Evaluating uncertainty in exchange parameters derived for R1ρ data using bootstrap and Monte-Carlo approaches for various exchange scenarios. Error bars represent the standard deviation between 3 independent runs. The Δω used to generate the data sets was 2.12 ppm (¹³C at 14.1 T). Note that although the absolute uncertainty in population generally increases with input p_E, the fractional error decreases or stays constant.

Figure 5

Example bootstrap fits for various exchange scenarios. Shown are density plots of exchange parameters obtained upon fitting 1,000 bootstrap R1ρ data sets with 5% noise corruption. The Δω used to generate the data sets was 2.12 ppm (¹³C at 14.1 T).

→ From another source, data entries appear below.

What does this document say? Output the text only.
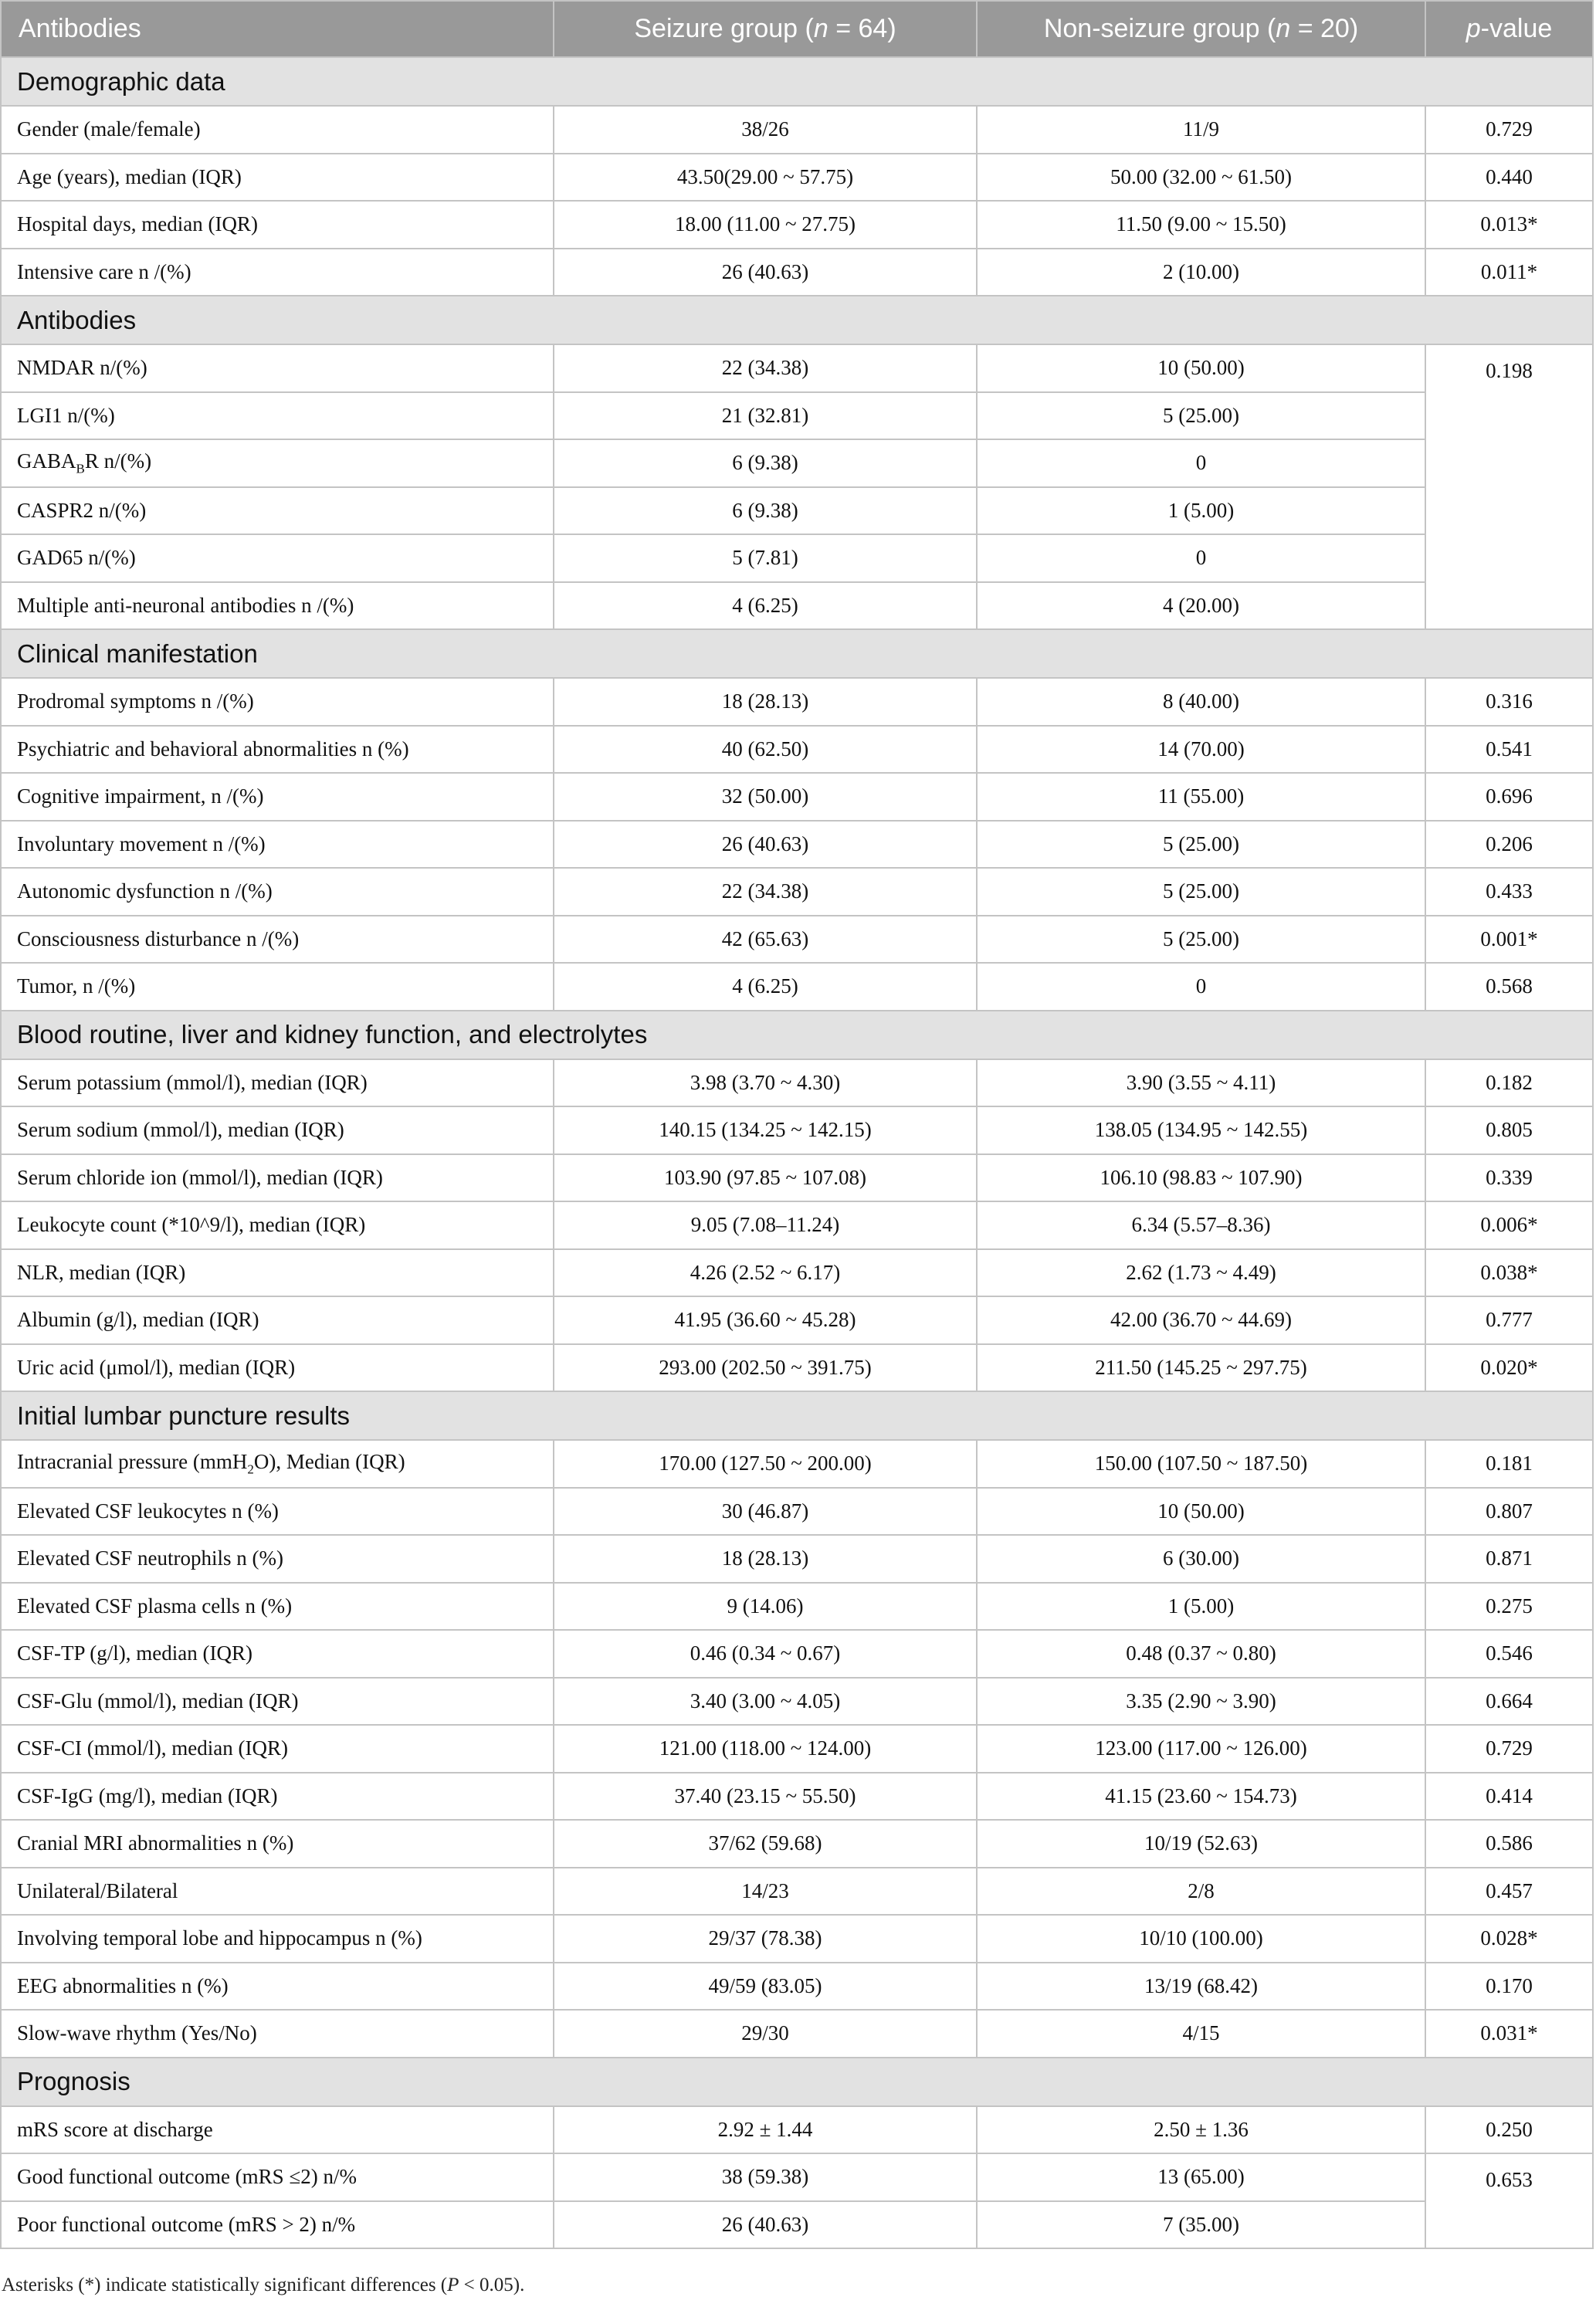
Antibodies	Seizure group (n = 64)	Non-seizure group (n = 20)	p-value
Demographic data			
Gender (male/female)	38/26	11/9	0.729
Age (years), median (IQR)	43.50(29.00 ~ 57.75)	50.00 (32.00 ~ 61.50)	0.440
Hospital days, median (IQR)	18.00 (11.00 ~ 27.75)	11.50 (9.00 ~ 15.50)	0.013*
Intensive care n /(%)	26 (40.63)	2 (10.00)	0.011*
Antibodies			
NMDAR n/(%)	22 (34.38)	10 (50.00)	0.198
LGI1 n/(%)	21 (32.81)	5 (25.00)	
$GABA_BR$ n/(%)	6 (9.38)	0	
CASPR2 n/(%)	6 (9.38)	1 (5.00)	
GAD65 n/(%)	5 (7.81)	0	
Multiple anti-neuronal antibodies n /(%)	4 (6.25)	4 (20.00)	
Clinical manifestation			
Prodromal symptoms n /(%)	18 (28.13)	8 (40.00)	0.316
Psychiatric and behavioral abnormalities n (%)	40 (62.50)	14 (70.00)	0.541
Cognitive impairment, n /(%)	32 (50.00)	11 (55.00)	0.696
Involuntary movement n /(%)	26 (40.63)	5 (25.00)	0.206
Autonomic dysfunction n /(%)	22 (34.38)	5 (25.00)	0.433
Consciousness disturbance n /(%)	42 (65.63)	5 (25.00)	0.001*
Tumor, n /(%)	4 (6.25)	0	0.568
Blood routine, liver and kidney function, and electrolytes			
Serum potassium (mmol/l), median (IQR)	3.98 (3.70 ~ 4.30)	3.90 (3.55 ~ 4.11)	0.182
Serum sodium (mmol/l), median (IQR)	140.15 (134.25 ~ 142.15)	138.05 (134.95 ~ 142.55)	0.805
Serum chloride ion (mmol/l), median (IQR)	103.90 (97.85 ~ 107.08)	106.10 (98.83 ~ 107.90)	0.339
Leukocyte count (*10^9/l), median (IQR)	9.05 (7.08–11.24)	6.34 (5.57–8.36)	0.006*
NLR, median (IQR)	4.26 (2.52 ~ 6.17)	2.62 (1.73 ~ 4.49)	0.038*
Albumin (g/l), median (IQR)	41.95 (36.60 ~ 45.28)	42.00 (36.70 ~ 44.69)	0.777
Uric acid (μmol/l), median (IQR)	293.00 (202.50 ~ 391.75)	211.50 (145.25 ~ 297.75)	0.020*
Initial lumbar puncture results			
Intracranial pressure (mmH$_2$O), Median (IQR)	170.00 (127.50 ~ 200.00)	150.00 (107.50 ~ 187.50)	0.181
Elevated CSF leukocytes n (%)	30 (46.87)	10 (50.00)	0.807
Elevated CSF neutrophils n (%)	18 (28.13)	6 (30.00)	0.871
Elevated CSF plasma cells n (%)	9 (14.06)	1 (5.00)	0.275
CSF-TP (g/l), median (IQR)	0.46 (0.34 ~ 0.67)	0.48 (0.37 ~ 0.80)	0.546
CSF-Glu (mmol/l), median (IQR)	3.40 (3.00 ~ 4.05)	3.35 (2.90 ~ 3.90)	0.664
CSF-CI (mmol/l), median (IQR)	121.00 (118.00 ~ 124.00)	123.00 (117.00 ~ 126.00)	0.729
CSF-IgG (mg/l), median (IQR)	37.40 (23.15 ~ 55.50)	41.15 (23.60 ~ 154.73)	0.414
Cranial MRI abnormalities n (%)	37/62 (59.68)	10/19 (52.63)	0.586
Unilateral/Bilateral	14/23	2/8	0.457
Involving temporal lobe and hippocampus n (%)	29/37 (78.38)	10/10 (100.00)	0.028*
EEG abnormalities n (%)	49/59 (83.05)	13/19 (68.42)	0.170
Slow-wave rhythm (Yes/No)	29/30	4/15	0.031*
Prognosis			
mRS score at discharge	2.92 ± 1.44	2.50 ± 1.36	0.250
Good functional outcome (mRS ≤2) n/%	38 (59.38)	13 (65.00)	0.653
Poor functional outcome (mRS > 2) n/%	26 (40.63)	7 (35.00)	
Asterisks (*) indicate statistically significant differences (P < 0.05).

Results are shown for various exchange scenarios a) p_E = 5%, k_ex = 4,000 s⁻¹, and k_ex/Δω =2 b) p_E = 5%, k_ex = 20,000 s⁻¹, and k_ex/Δω =10.

Figure 6

Grid search analysis of exchange parameters for experimental R1ρ data describing a slow process (k_ex/Δω = 0.2) involving Watson-Crick to Hoogsteen transitions in DNA.[37] Shown is representative example data for G10-C1' and G10-C8. Similar results were obtained from analysis of other dispersion R1ρ data in DNA describing Watson-Crick to Hoogsteen transitions (data not shown). a) The DNA duplex studied by NMR with G10 highlighted in red. b) The Watson-Crick to Hoogsteen transition. c) Shown is value of $e^{(-{\chi }^2/2{\chi }_{\mathrm{\text{min}}}^2)}$ where ${\chi }^2=\sum _{i=1}^N{\left(\frac{R_{1\rho (i)}^{\mathit{\text{Calc}}}-R_{1\rho (i)}^{\mathit{\text{Exp}}}}{{\sigma }_{\mathit{\text{Exp}}(i)}}\right)}^2$ as a function of exchange parameter. The extracted exchange parameters and uncertainties are listed in Table 3.

Figure 7

Grid search analysis of exchange parameters for experimental R1ρ data describing a fast transition (k_ex/Δω ≥ 10) involving localized changes in base-pairing with the HIV-1 TAR RNA apical loop.[33] a) The TAR sequence studied by NMR with exchanging residues highlighted in red b) The proposed ground to excited state transition with exchanging residues highlighted in red. c) Shown is value of $e^{(-{\chi }^2/2{\chi }_{\mathrm{\text{min}}}^2)}$ where ${\chi }^2=\sum _{i=1}^N{\left(\frac{R_{1\rho (i)}^{\mathit{\text{Calc}}}-R_{1\rho (i)}^{\mathit{\text{Exp}}}}{{\sigma }_{\mathit{\text{Exp}}(i)}}\right)}^2$ as a function of exchange parameter for three representative residues. The extracted exchange parameters and uncertainties are listed in Table 4.